The complaint has also claimed Zara for unjust enrichment, unfair business practices, and fraud. The company has been claimed to conduct the bait-and-switch pricing practice that makes customers pay a higher tag amount. According to the firm’s lawsuit, Zara’s pricing tags are only in Euros, which causes confusion for many U.S customers. The firm claims that Zara will sell to their customers a higher converted euro to dollar price, meaning that the product price is never converted with today’s foreign currency rates.
They also claim that Zara also deceives their customers by using the cover-up pricing practice, where the Euro price is covered by a dollar sticker sign. In these instances, a customer pays for the euro price rather than the true dollar amount, making the product a lot more expensive.
The 26-page suit continues to claim the company is violating State and Federal law by taking advantage of their customer’s by tagging their products with a foreign currency and tricking them into thinking they were paying less.
The legal document also goes on to reportedly claim Zara is conducting a deceptive corporate policy to misinform consumers who ask why they bought their products for more than the tag price. Zara customers are told that the markup is based on the conversion rate at the time the clothing/product was manufactured and assures them that currency rates change drastically all the time.
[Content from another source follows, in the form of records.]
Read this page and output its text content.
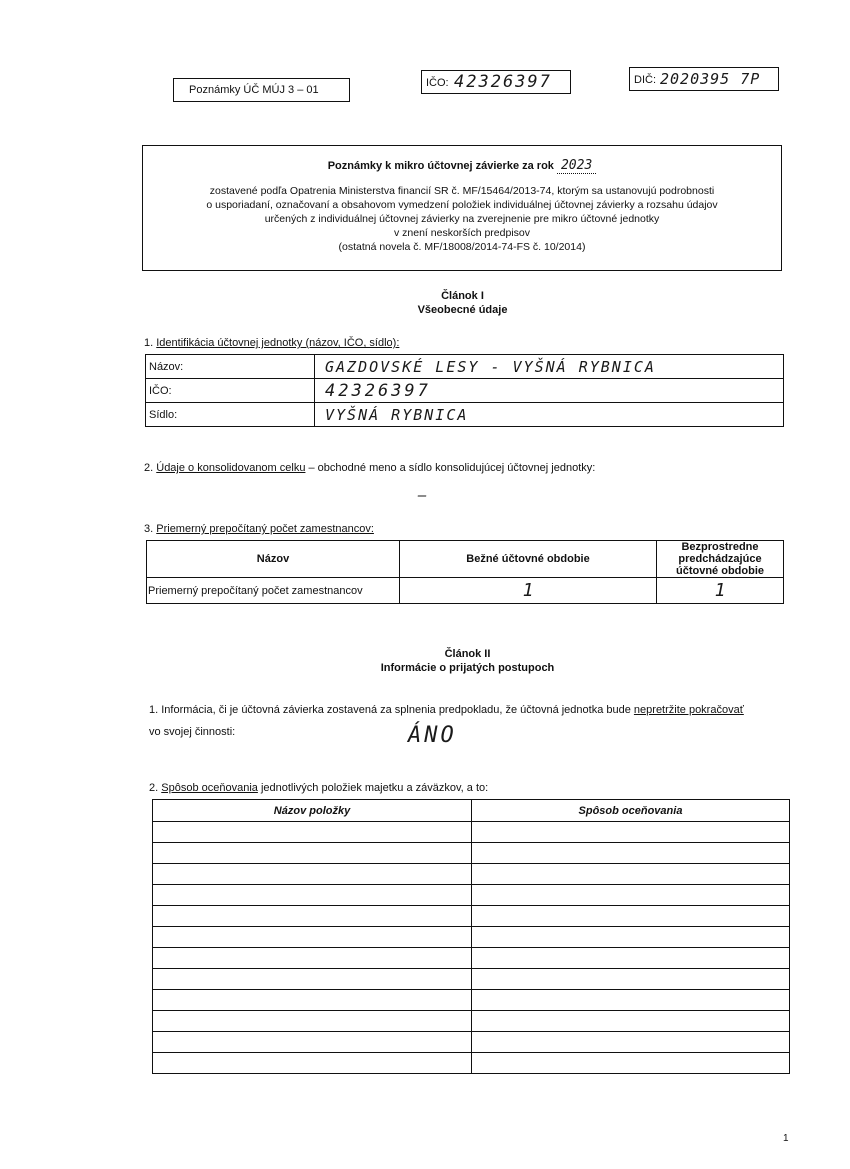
Poznámky ÚČ MÚJ 3 – 01
IČO: 42326397	DIČ: 2020395 7P
Poznámky k mikro účtovnej závierke za rok 2023
zostavené podľa Opatrenia Ministerstva financií SR č. MF/15464/2013-74, ktorým sa ustanovujú podrobnosti
o usporiadaní, označovaní a obsahovom vymedzení položiek individuálnej účtovnej závierky a rozsahu údajov
určených z individuálnej účtovnej závierky na zverejnenie pre mikro účtovné jednotky
v znení neskorších predpisov
(ostatná novela č. MF/18008/2014-74-FS č. 10/2014)
Článok I
Všeobecné údaje
1. Identifikácia účtovnej jednotky (názov, IČO, sídlo):
Názov:	GAZDOVSKÉ LESY - VYŠNÁ RYBNICA
IČO:	42326397
Sídlo:	VYŠNÁ RYBNICA
2. Údaje o konsolidovanom celku – obchodné meno a sídlo konsolidujúcej účtovnej jednotky:
—
3. Priemerný prepočítaný počet zamestnancov:
Názov	Bežné účtovné obdobie	Bezprostredne predchádzajúce účtovné obdobie
Priemerný prepočítaný počet zamestnancov	1	1
Článok II
Informácie o prijatých postupoch
1. Informácia, či je účtovná závierka zostavená za splnenia predpokladu, že účtovná jednotka bude nepretržite pokračovať
vo svojej činnosti:	ÁNO
2. Spôsob oceňovania jednotlivých položiek majetku a záväzkov, a to:
Názov položky	Spôsob oceňovania

1
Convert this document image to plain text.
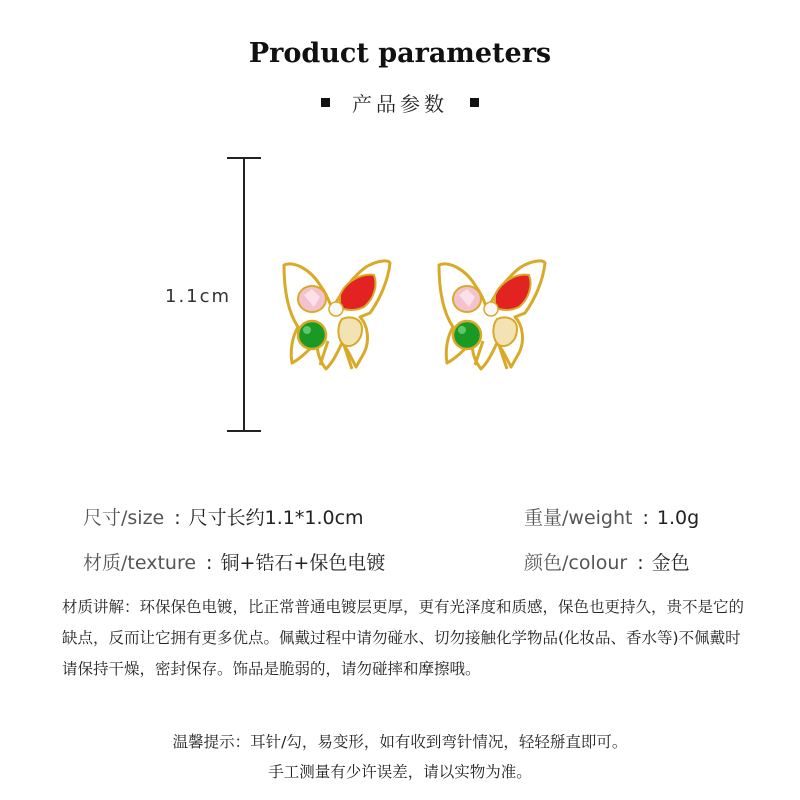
Product parameters
产品参数
1.1cm
尺寸/size : 尺寸长约1.1*1.0cm	重量/weight : 1.0g
材质/texture : 铜+锆石+保色电镀	颜色/colour : 金色
材质讲解：环保保色电镀，比正常普通电镀层更厚，更有光泽度和质感，保色也更持久，贵不是它的缺点，反而让它拥有更多优点。佩戴过程中请勿碰水、切勿接触化学物品(化妆品、香水等)不佩戴时请保持干燥，密封保存。饰品是脆弱的，请勿碰摔和摩擦哦。
温馨提示：耳针/勾，易变形，如有收到弯针情况，轻轻掰直即可。
手工测量有少许误差，请以实物为准。
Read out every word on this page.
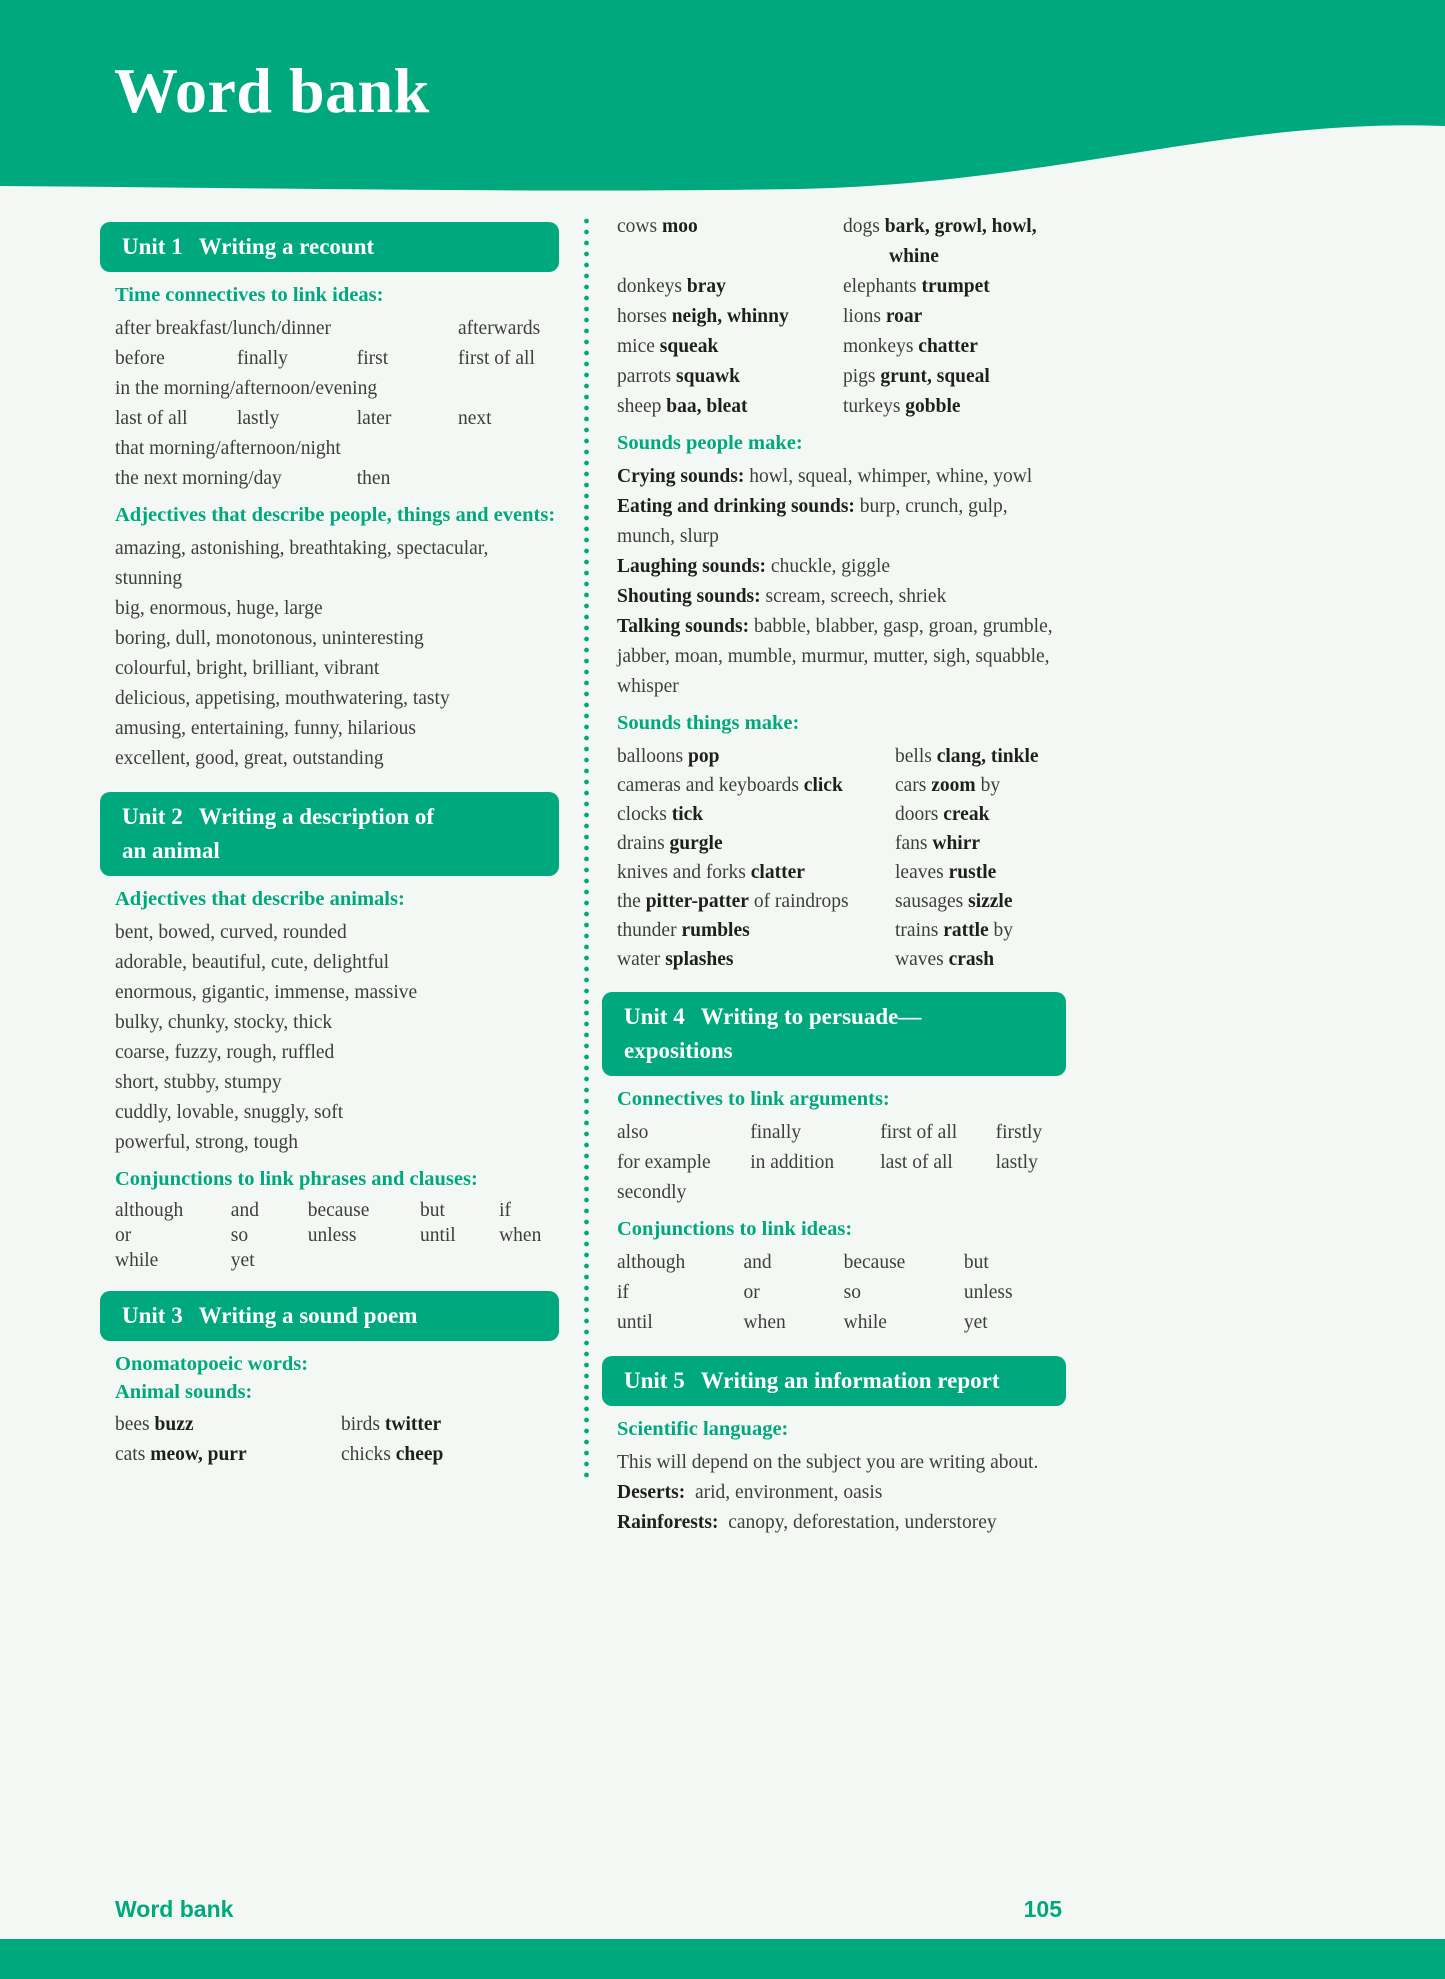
Word bank
Unit 1 Writing a recount
Time connectives to link ideas:
after breakfast/lunch/dinner	afterwards
before	finally	first	first of all
in the morning/afternoon/evening
last of all	lastly	later	next
that morning/afternoon/night
the next morning/day	then
Adjectives that describe people, things and events:

amazing, astonishing, breathtaking, spectacular, stunning

big, enormous, huge, large

boring, dull, monotonous, uninteresting

colourful, bright, brilliant, vibrant

delicious, appetising, mouthwatering, tasty

amusing, entertaining, funny, hilarious

excellent, good, great, outstanding

Unit 2 Writing a description of
an animal
Adjectives that describe animals:

bent, bowed, curved, rounded

adorable, beautiful, cute, delightful

enormous, gigantic, immense, massive

bulky, chunky, stocky, thick

coarse, fuzzy, rough, ruffled

short, stubby, stumpy

cuddly, lovable, snuggly, soft

powerful, strong, tough

Conjunctions to link phrases and clauses:
although	and	because	but	if
or	so	unless	until	when
while	yet
Unit 3 Writing a sound poem
Onomatopoeic words:
Animal sounds:
bees buzz	birds twitter
cats meow, purr	chicks cheep
cows moo	dogs bark, growl, howl, whine
donkeys bray	elephants trumpet
horses neigh, whinny	lions roar
mice squeak	monkeys chatter
parrots squawk	pigs grunt, squeal
sheep baa, bleat	turkeys gobble
Sounds people make:

Crying sounds: howl, squeal, whimper, whine, yowl

Eating and drinking sounds: burp, crunch, gulp, munch, slurp

Laughing sounds: chuckle, giggle

Shouting sounds: scream, screech, shriek

Talking sounds: babble, blabber, gasp, groan, grumble, jabber, moan, mumble, murmur, mutter, sigh, squabble, whisper

Sounds things make:
balloons pop	bells clang, tinkle
cameras and keyboards click	cars zoom by
clocks tick	doors creak
drains gurgle	fans whirr
knives and forks clatter	leaves rustle
the pitter-patter of raindrops	sausages sizzle
thunder rumbles	trains rattle by
water splashes	waves crash
Unit 4 Writing to persuade—
expositions
Connectives to link arguments:
also	finally	first of all	firstly
for example	in addition	last of all	lastly
secondly
Conjunctions to link ideas:
although	and	because	but
if	or	so	unless
until	when	while	yet
Unit 5 Writing an information report
Scientific language:

This will depend on the subject you are writing about.

Deserts:  arid, environment, oasis

Rainforests:  canopy, deforestation, understorey

Word bank	105
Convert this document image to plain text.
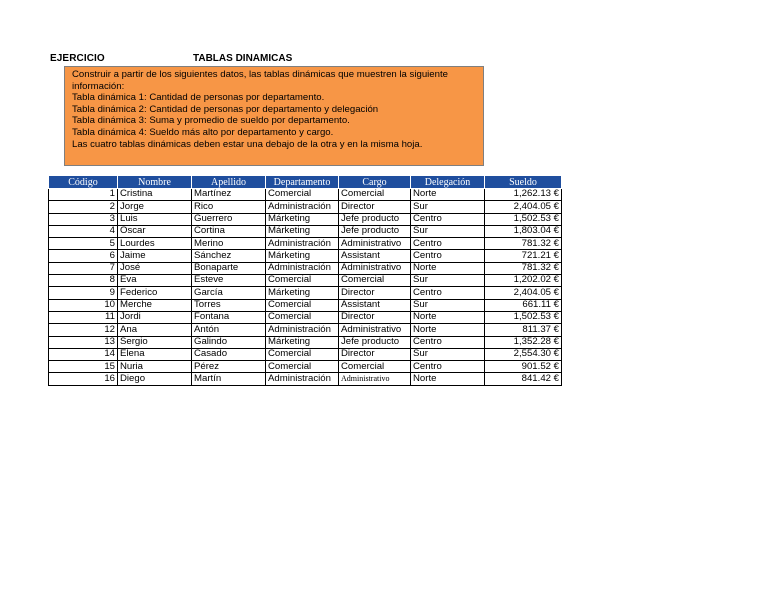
EJERCICIO	TABLAS DINAMICAS
Construir a partir de los siguientes datos, las tablas dinámicas que muestren la siguiente
información:
Tabla dinámica 1: Cantidad de personas por departamento.
Tabla dinámica 2: Cantidad de personas por departamento y delegación
Tabla dinámica 3: Suma y promedio de sueldo por departamento.
Tabla dinámica 4: Sueldo más alto por departamento y cargo.
Las cuatro tablas dinámicas deben estar una debajo de la otra y en la misma hoja.
Código	Nombre	Apellido	Departamento	Cargo	Delegación	Sueldo
1	Cristina	Martínez	Comercial	Comercial	Norte	1,262.13 €
2	Jorge	Rico	Administración	Director	Sur	2,404.05 €
3	Luis	Guerrero	Márketing	Jefe producto	Centro	1,502.53 €
4	Oscar	Cortina	Márketing	Jefe producto	Sur	1,803.04 €
5	Lourdes	Merino	Administración	Administrativo	Centro	781.32 €
6	Jaime	Sánchez	Márketing	Assistant	Centro	721.21 €
7	José	Bonaparte	Administración	Administrativo	Norte	781.32 €
8	Eva	Esteve	Comercial	Comercial	Sur	1,202.02 €
9	Federico	García	Márketing	Director	Centro	2,404.05 €
10	Merche	Torres	Comercial	Assistant	Sur	661.11 €
11	Jordi	Fontana	Comercial	Director	Norte	1,502.53 €
12	Ana	Antón	Administración	Administrativo	Norte	811.37 €
13	Sergio	Galindo	Márketing	Jefe producto	Centro	1,352.28 €
14	Elena	Casado	Comercial	Director	Sur	2,554.30 €
15	Nuria	Pérez	Comercial	Comercial	Centro	901.52 €
16	Diego	Martín	Administración	Administrativo	Norte	841.42 €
The law firm Geragos & Geragos started investigating the company after a man named Devin Rose gave them detailed information on the price deception. Rose reportedly purchased three t-shirts this year at his local Zara retail store, each displaying a 9.95-euro price on the t-shirt tags. Although when Rose paid for his three shirts, he discovered that he was charged $17.90 for each shirt. With a further investigation, the firm commented that on average customers are overpaying 5-50 dollars more for their products with these deceptive pricing policies.
Zara released a statement saying that the company denies that they conduct these deceptive pricing practices and that the firm’s proof of fraudulent pricing is baseless.